Mouais, tu avoueras qu'il faudrait quand même être singulièrement atteint pour offrir le journal de Goebbels en cadeau à la vieille tante Marthe ou au cousin Gérard !

Quant au nazisme en tant que "fait historique pas "comme un autre", on ne va pas ergoter sur l'épistémologie ici, d'autant que notre dialogue a l'air d'avoir fait fuir tes amis, mais il faudrait déjà se mettre d'accord sur ce qu'est un "fait historique", et sur le fait qu'il y ait, ou non, potentiellement des "faits historique" de nature égale, et là, on y est encore demain matin.

Pour ce qui est de l'amoralité (plus que de l'immoralité) des éditeurs... cf. ce que je disais plus haut : leur métier est de gagner de l'argent, pas de faire de l'éthique, même si on peut le regretter.

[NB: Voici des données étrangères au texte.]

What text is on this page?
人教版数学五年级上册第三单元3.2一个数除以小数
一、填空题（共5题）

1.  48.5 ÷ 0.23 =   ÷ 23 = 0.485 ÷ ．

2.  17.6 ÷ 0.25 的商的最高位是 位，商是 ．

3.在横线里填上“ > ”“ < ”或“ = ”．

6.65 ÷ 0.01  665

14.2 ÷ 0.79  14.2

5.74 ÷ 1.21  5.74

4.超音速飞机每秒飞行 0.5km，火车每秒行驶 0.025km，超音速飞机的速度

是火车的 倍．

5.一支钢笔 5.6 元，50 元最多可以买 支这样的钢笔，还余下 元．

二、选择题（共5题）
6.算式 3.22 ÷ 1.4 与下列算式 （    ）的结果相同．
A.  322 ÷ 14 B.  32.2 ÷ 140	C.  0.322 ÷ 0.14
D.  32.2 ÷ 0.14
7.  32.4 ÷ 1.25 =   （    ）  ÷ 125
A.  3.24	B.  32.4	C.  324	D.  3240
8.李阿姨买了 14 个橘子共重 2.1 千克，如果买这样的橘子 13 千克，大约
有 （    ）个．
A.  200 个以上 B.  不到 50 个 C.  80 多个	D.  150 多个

Dès lors, pourquoi s'en étonner ?
Ou alors, tu as tout à coup une singulière bonté à l'égard de la partie commerçante du genre humain, qui me surprend de ta part.

Écrit par : Fanny | dimanche, 27 novembre 2005

J'ai surtout beaucoup de patience envers toi, belle fourmi. :-))

Notre dialogue n'a fait fuir personne, voyons.

Écrit par : Jacques Layani | dimanche, 27 novembre 2005

Il est au contraire assez passionnant ! Je pense, Jacques, que rien ne doit rester caché, qu'il ne sert à rien de manipuler doucement, pour reprendre vos temes, de la tourbe ou une grenade qui explosera et/ou salira de toutes façons. Les propos d'un acteur de l'Histoire, même s'il s'agit d'un bourreau, de Goebbels à Pol Pot, ne doivent pas être tabous ni se parer de l'attrait du fruit défendu ; ils conservent de plus toujours un intérêt, qu'il soit historique, sociologique, littéraire, psychanalytique, politique etc...
Maintenant, vous avez tout à fait raison de souligner que le Nazisme est devenu un marché à part entière, choquant et morbide à souhait, car il est vrai que le sexe cru d'Angot ou de Millet, ça va cinq minutes (mettons deux-tois ans) et qu'il faut ensuite passer à plus corsé. N'attendons pas des commerçants de l'éthique.